Étiquette : La Montagne magique

« Der Zauberberg » de Krystian Lupa au Salzburger Landestheater – Lupa sur la montagne magique, vertige au sommet

Après Les Émigrants créé en janvier dernier à l’Odéon, et Balkony - Pieśni Miłosne créé quelques semaines plus tard et programmé au Printemps des comédiens en juin dernier, Lupa, inlassable créateur, est invité au Festival de Salzbourg avec un nouveau spectacle en cette fin d’été. Il revient à cette occasion à l’une de ses passions les plus constantes depuis les années 1980 : l’adaptation d’un roman-fleuve d’apparence inadaptable, qui a déjà suscité le désir d’autres artistes sans parvenir à une réalisation concrète. Son dévolu se jette cette fois sur La Montagne magique de Thomas Mann, roman de quelques mille pages au départ conçu comme un contrepoint à Mort à Venise. L’œuvre relate la vie d’une frange de la haute société européenne retirée dans un sanatorium à la veille de la Première Guerre mondiale, société dont les membres se révèlent moins soucieux de tisser des relations entre eux que de scruter les moindres oscillations de leur température et des battements de leur cœur, alors que le monde dont ils se sont extraits est sur le point de sombrer.
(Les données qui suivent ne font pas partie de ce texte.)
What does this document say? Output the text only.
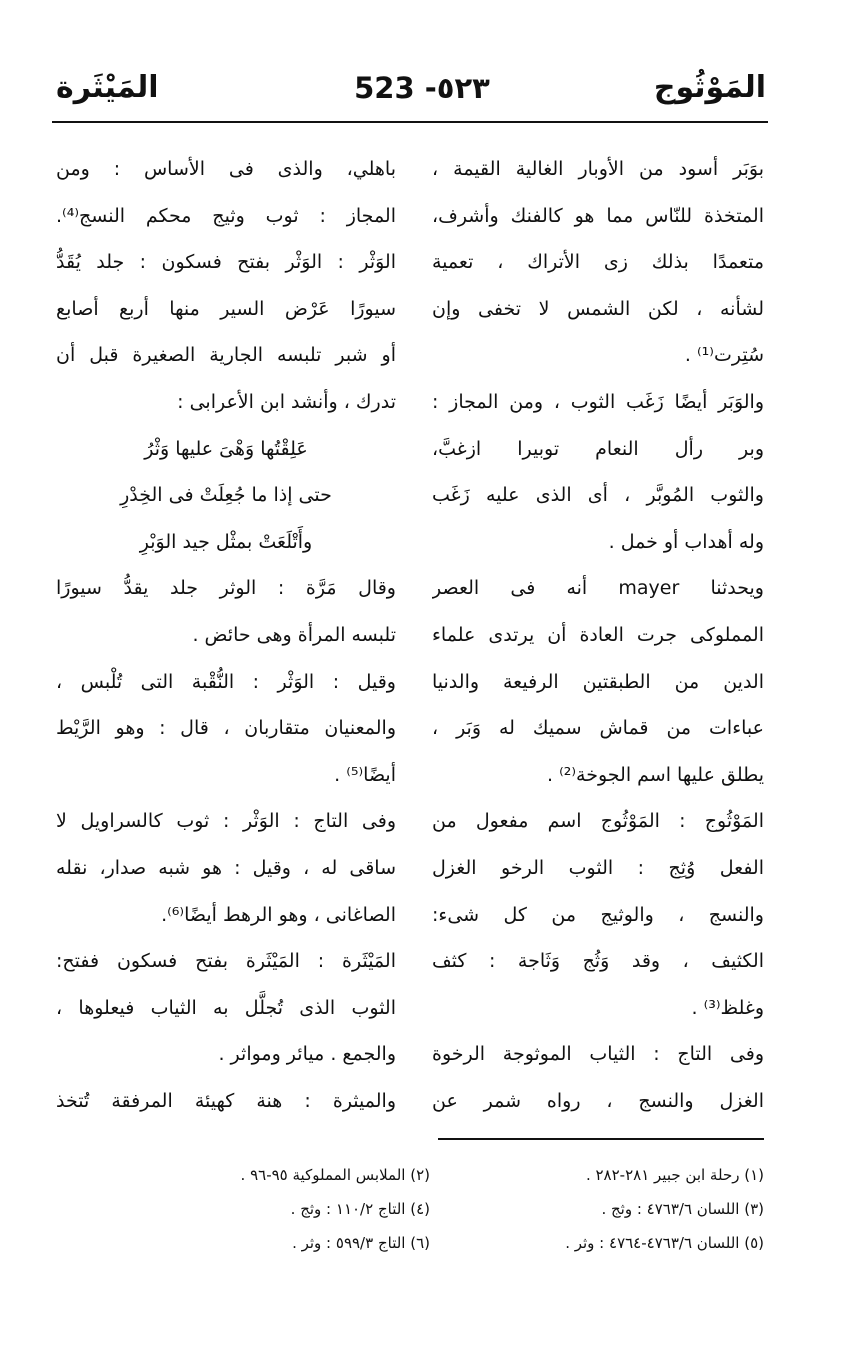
المَوْثُوج
523 -٥٢٣
المَيْثَرة
بوَبَر أسود من الأوبار الغالية القيمة ،
المتخذة للنّاس مما هو كالفنك وأشرف،
متعمدًا بذلك زى الأتراك ، تعمية
لشأنه ، لكن الشمس لا تخفى وإن
سُتِرت⁽¹⁾ .
والوَبَر أيضًا زَغَب الثوب ، ومن المجاز :
وبر رأل النعام توبيرا ازغبَّ،
والثوب المُوبَّر ، أى الذى عليه زَغَب
وله أهداب أو خمل .
ويحدثنا mayer أنه فى العصر
المملوكى جرت العادة أن يرتدى علماء
الدين من الطبقتين الرفيعة والدنيا
عباءات من قماش سميك له وَبَر ،
يطلق عليها اسم الجوخة⁽²⁾ .
المَوْثُوج : المَوْثُوج اسم مفعول من
الفعل وُثِج : الثوب الرخو الغزل
والنسج ، والوثيج من كل شىء:
الكثيف ، وقد وَثُج وَثَاجة : كثف
وغلظ⁽³⁾ .
وفى التاج : الثياب الموثوجة الرخوة
الغزل والنسج ، رواه شمر عن
باهلي، والذى فى الأساس : ومن
المجاز : ثوب وثيج محكم النسج⁽⁴⁾.
الوَثْر : الوَثْر بفتح فسكون : جلد يُقَدُّ
سيورًا عَرْض السير منها أربع أصابع
أو شبر تلبسه الجارية الصغيرة قبل أن
تدرك ، وأنشد ابن الأعرابى :
عَلِقْتُها وَهْىَ عليها وَثْرُ
حتى إذا ما جُعِلَتْ فى الخِدْرِ
وأَتْلَعَتْ بمثْل جيد الوَبْرِ
وقال مَرَّة : الوثر جلد يقدُّ سيورًا
تلبسه المرأة وهى حائض .
وقيل : الوَثْر : النُّقْبة التى تُلْبس ،
والمعنيان متقاربان ، قال : وهو الرَّيْط
أيضًا⁽⁵⁾ .
وفى التاج : الوَثْر : ثوب كالسراويل لا
ساقى له ، وقيل : هو شبه صدار، نقله
الصاغانى ، وهو الرهط أيضًا⁽⁶⁾.
المَيْثَرة : المَيْثَرة بفتح فسكون ففتح:
الثوب الذى تُجلَّل به الثياب فيعلوها ،
والجمع . ميائر ومواثر .
والميثرة : هنة كهيئة المرفقة تُتخذ
(١) رحلة ابن جبير ٢٨١-٢٨٢ .
(٣) اللسان ٤٧٦٣/٦ : وثج .
(٥) اللسان ٤٧٦٣/٦-٤٧٦٤ : وثر .
(٢) الملابس المملوكية ٩٥-٩٦ .
(٤) التاج ١١٠/٢ : وثج .
(٦) التاج ٥٩٩/٣ : وثر .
Le terrain offert par le roman paraît à de multiples égards propice au déploiement de l’art de Lupa, qui immerge intensément dans l’œuvre, démontre une nouvelle fois la virtuosité scénique fascinante qu’il a développée de spectacle en spectacle et mène les acteurs et actrices lituaniens du Jaunimo Teatras à des hauteurs vertigineuses.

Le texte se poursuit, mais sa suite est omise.